Drought has come and gone in the Mount Kidul region, but worsened in the past few years. Since July 2017, over 45,000 people living in the area have struggled to obtain water for daily use and the price of mineral water in the region skyrocketed. The regional government believes the drought will affect up to 1.4 million people. If water is difficult to come by for humans, then it must be even more difficult for animals.

The drought and allegations of packs of wild blood-sucking dogs highlight a growing problem in Indonesia—the impact of human development on the nation's varied wildlife. In nearby Boyolali district, local authorities have hired sharpshooters to combat the gangs of wild monkeys that are stealing food and attacking villagers. Local officials there blamed the drought as well, arguing that the monkeys were raiding nearby villages for food after extremely dry conditions decimated food stocks in their natural habitat.

But another reason behind all of these attacks is the fact that human settlements are increasingly encroaching into what remains of Indonesia's forests. When a man was found inside the belly of a giant python last March, the shocking video quickly grabbed headlines around the world.
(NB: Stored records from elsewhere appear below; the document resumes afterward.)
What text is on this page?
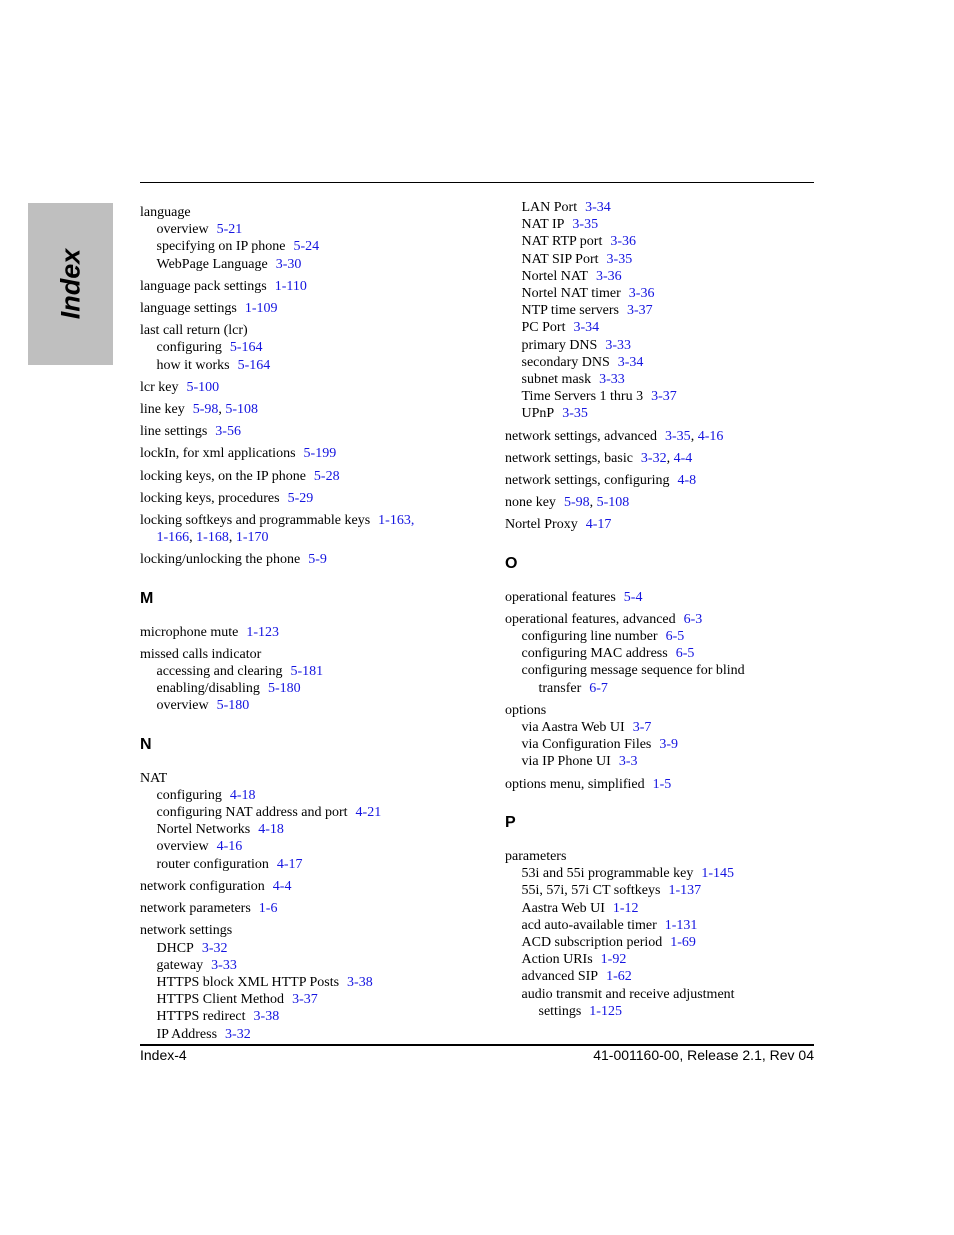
Index
language
overview 5-21
specifying on IP phone 5-24
WebPage Language 3-30
language pack settings 1-110
language settings 1-109
last call return (lcr)
configuring 5-164
how it works 5-164
lcr key 5-100
line key 5-98, 5-108
line settings 3-56
lockIn, for xml applications 5-199
locking keys, on the IP phone 5-28
locking keys, procedures 5-29
locking softkeys and programmable keys 1-163,
1-166, 1-168, 1-170
locking/unlocking the phone 5-9
M
microphone mute 1-123
missed calls indicator
accessing and clearing 5-181
enabling/disabling 5-180
overview 5-180
N
NAT
configuring 4-18
configuring NAT address and port 4-21
Nortel Networks 4-18
overview 4-16
router configuration 4-17
network configuration 4-4
network parameters 1-6
network settings
DHCP 3-32
gateway 3-33
HTTPS block XML HTTP Posts 3-38
HTTPS Client Method 3-37
HTTPS redirect 3-38
IP Address 3-32
LAN Port 3-34
NAT IP 3-35
NAT RTP port 3-36
NAT SIP Port 3-35
Nortel NAT 3-36
Nortel NAT timer 3-36
NTP time servers 3-37
PC Port 3-34
primary DNS 3-33
secondary DNS 3-34
subnet mask 3-33
Time Servers 1 thru 3 3-37
UPnP 3-35
network settings, advanced 3-35, 4-16
network settings, basic 3-32, 4-4
network settings, configuring 4-8
none key 5-98, 5-108
Nortel Proxy 4-17
O
operational features 5-4
operational features, advanced 6-3
configuring line number 6-5
configuring MAC address 6-5
configuring message sequence for blind
transfer 6-7
options
via Aastra Web UI 3-7
via Configuration Files 3-9
via IP Phone UI 3-3
options menu, simplified 1-5
P
parameters
53i and 55i programmable key 1-145
55i, 57i, 57i CT softkeys 1-137
Aastra Web UI 1-12
acd auto-available timer 1-131
ACD subscription period 1-69
Action URIs 1-92
advanced SIP 1-62
audio transmit and receive adjustment
settings 1-125
Index-4	41-001160-00, Release 2.1, Rev 04
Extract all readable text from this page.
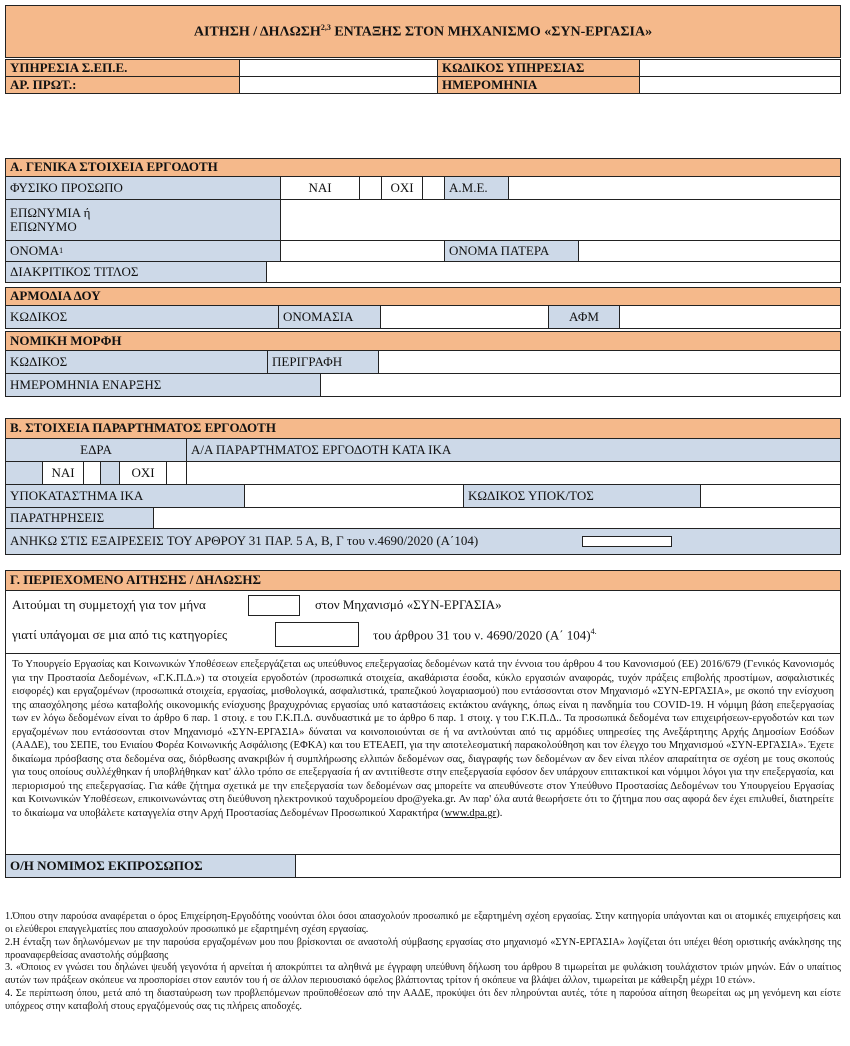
ΑΙΤΗΣΗ / ΔΗΛΩΣΗ$^{2,3}$ ΕΝΤΑΞΗΣ ΣΤΟΝ ΜΗΧΑΝΙΣΜΟ «ΣΥΝ-ΕΡΓΑΣΙΑ»
ΥΠΗΡΕΣΙΑ Σ.ΕΠ.Ε.	ΚΩΔΙΚΟΣ ΥΠΗΡΕΣΙΑΣ
ΑΡ. ΠΡΩΤ.:	ΗΜΕΡΟΜΗΝΙΑ
Α. ΓΕΝΙΚΑ ΣΤΟΙΧΕΙΑ ΕΡΓΟΔΟΤΗ
ΦΥΣΙΚΟ ΠΡΟΣΩΠΟ	ΝΑΙ	ΟΧΙ	Α.Μ.Ε.
ΕΠΩΝΥΜΙΑ ή
ΕΠΩΝΥΜΟ
ΟΝΟΜΑ 1	ΟΝΟΜΑ ΠΑΤΕΡΑ
ΔΙΑΚΡΙΤΙΚΟΣ ΤΙΤΛΟΣ
ΑΡΜΟΔΙΑ ΔΟΥ
ΚΩΔΙΚΟΣ	ΟΝΟΜΑΣΙΑ	ΑΦΜ
ΝΟΜΙΚΗ ΜΟΡΦΗ
ΚΩΔΙΚΟΣ	ΠΕΡΙΓΡΑΦΗ
ΗΜΕΡΟΜΗΝΙΑ ΕΝΑΡΞΗΣ
Β. ΣΤΟΙΧΕΙΑ ΠΑΡΑΡΤΗΜΑΤΟΣ ΕΡΓΟΔΟΤΗ
ΕΔΡΑ	Α/Α ΠΑΡΑΡΤΗΜΑΤΟΣ ΕΡΓΟΔΟΤΗ ΚΑΤΑ ΙΚΑ
ΝΑΙ	ΟΧΙ
ΥΠΟΚΑΤΑΣΤΗΜΑ ΙΚΑ	ΚΩΔΙΚΟΣ ΥΠΟΚ/ΤΟΣ
ΠΑΡΑΤΗΡΗΣΕΙΣ
ΑΝΗΚΩ ΣΤΙΣ ΕΞΑΙΡΕΣΕΙΣ ΤΟΥ ΑΡΘΡΟΥ 31 ΠΑΡ. 5 Α, Β, Γ του ν.4690/2020 (Α΄104)
Γ. ΠΕΡΙΕΧΟΜΕΝΟ ΑΙΤΗΣΗΣ / ΔΗΛΩΣΗΣ
Αιτούμαι τη συμμετοχή για τον μήνα	στον Μηχανισμό «ΣΥΝ-ΕΡΓΑΣΙΑ»
γιατί υπάγομαι σε μια από τις κατηγορίες	του άρθρου 31 του ν. 4690/2020 (Α΄ 104)$^{4.}$
Το Υπουργείο Εργασίας και Κοινωνικών Υποθέσεων επεξεργάζεται ως υπεύθυνος επεξεργασίας δεδομένων κατά την έννοια του άρθρου 4 του Κανονισμού (ΕΕ) 2016/679 (Γενικός Κανονισμός για την Προστασία Δεδομένων, «Γ.Κ.Π.Δ.») τα στοιχεία εργοδοτών (προσωπικά στοιχεία, ακαθάριστα έσοδα, κύκλο εργασιών αναφοράς, τυχόν πράξεις επιβολής προστίμων, ασφαλιστικές εισφορές) και εργαζομένων (προσωπικά στοιχεία, εργασίας, μισθολογικά, ασφαλιστικά, τραπεζικού λογαριασμού) που εντάσσονται στον Μηχανισμό «ΣΥΝ-ΕΡΓΑΣΙΑ», με σκοπό την ενίσχυση της απασχόλησης μέσω καταβολής οικονομικής ενίσχυσης βραχυχρόνιας εργασίας υπό καταστάσεις εκτάκτου ανάγκης, όπως είναι η πανδημία του COVID-19. Η νόμιμη βάση επεξεργασίας των εν λόγω δεδομένων είναι το άρθρο 6 παρ. 1 στοιχ. ε του Γ.Κ.Π.Δ. συνδυαστικά με το άρθρο 6 παρ. 1 στοιχ. γ του Γ.Κ.Π.Δ.. Τα προσωπικά δεδομένα των επιχειρήσεων-εργοδοτών και των εργαζομένων που εντάσσονται στον Μηχανισμό «ΣΥΝ-ΕΡΓΑΣΙΑ» δύναται να κοινοποιούνται σε ή να αντλούνται από τις αρμόδιες υπηρεσίες της Ανεξάρτητης Αρχής Δημοσίων Εσόδων (ΑΑΔΕ), του ΣΕΠΕ, του Ενιαίου Φορέα Κοινωνικής Ασφάλισης (ΕΦΚΑ) και του ΕΤΕΑΕΠ, για την αποτελεσματική παρακολούθηση και τον έλεγχο του Μηχανισμού «ΣΥΝ-ΕΡΓΑΣΙΑ». Έχετε δικαίωμα πρόσβασης στα δεδομένα σας, διόρθωσης ανακριβών ή συμπλήρωσης ελλιπών δεδομένων σας, διαγραφής των δεδομένων αν δεν είναι πλέον απαραίτητα σε σχέση με τους σκοπούς για τους οποίους συλλέχθηκαν ή υποβλήθηκαν κατ' άλλο τρόπο σε επεξεργασία ή αν αντιτίθεστε στην επεξεργασία εφόσον δεν υπάρχουν επιτακτικοί και νόμιμοι λόγοι για την επεξεργασία, και περιορισμού της επεξεργασίας. Για κάθε ζήτημα σχετικά με την επεξεργασία των δεδομένων σας μπορείτε να απευθύνεστε στον Υπεύθυνο Προστασίας Δεδομένων του Υπουργείου Εργασίας και Κοινωνικών Υποθέσεων, επικοινωνώντας στη διεύθυνση ηλεκτρονικού ταχυδρομείου dpo@yeka.gr. Αν παρ' όλα αυτά θεωρήσετε ότι το ζήτημα που σας αφορά δεν έχει επιλυθεί, διατηρείτε το δικαίωμα να υποβάλετε καταγγελία στην Αρχή Προστασίας Δεδομένων Προσωπικού Χαρακτήρα (www.dpa.gr).
Ο/Η ΝΟΜΙΜΟΣ ΕΚΠΡΟΣΩΠΟΣ

1.Όπου στην παρούσα αναφέρεται ο όρος Επιχείρηση-Εργοδότης νοούνται όλοι όσοι απασχολούν προσωπικό με εξαρτημένη σχέση εργασίας. Στην κατηγορία υπάγονται και οι ατομικές επιχειρήσεις και οι ελεύθεροι επαγγελματίες που απασχολούν προσωπικό με εξαρτημένη σχέση εργασίας.

2.Η ένταξη των δηλωνόμενων με την παρούσα εργαζομένων μου που βρίσκονται σε αναστολή σύμβασης εργασίας στο μηχανισμό «ΣΥΝ-ΕΡΓΑΣΙΑ» λογίζεται ότι υπέχει θέση οριστικής ανάκλησης της προαναφερθείσας αναστολής σύμβασης

3. «Όποιος εν γνώσει του δηλώνει ψευδή γεγονότα ή αρνείται ή αποκρύπτει τα αληθινά με έγγραφη υπεύθυνη δήλωση του άρθρου 8 τιμωρείται με φυλάκιση τουλάχιστον τριών μηνών. Εάν ο υπαίτιος αυτών των πράξεων σκόπευε να προσπορίσει στον εαυτόν του ή σε άλλον περιουσιακό όφελος βλάπτοντας τρίτον ή σκόπευε να βλάψει άλλον, τιμωρείται με κάθειρξη μέχρι 10 ετών».

4. Σε περίπτωση όπου, μετά από τη διασταύρωση των προβλεπόμενων προϋποθέσεων από την ΑΑΔΕ, προκύψει ότι δεν πληρούνται αυτές, τότε η παρούσα αίτηση θεωρείται ως μη γενόμενη και είστε υπόχρεος στην καταβολή στους εργαζόμενούς σας τις πλήρεις αποδοχές.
But that death only happened because an oil palm plantation had spread into what was once forested landin West Sulawesi.

Yet, it's a lot easier to blame the whole thing on rotten animals than human development. So while the drought and encroachment are likely behind these livestock deaths, the region's dogs are going to pay the price. Local villagers are organizing night patrols and wild dog hunts to protect their animals. And the vampires? Who knows.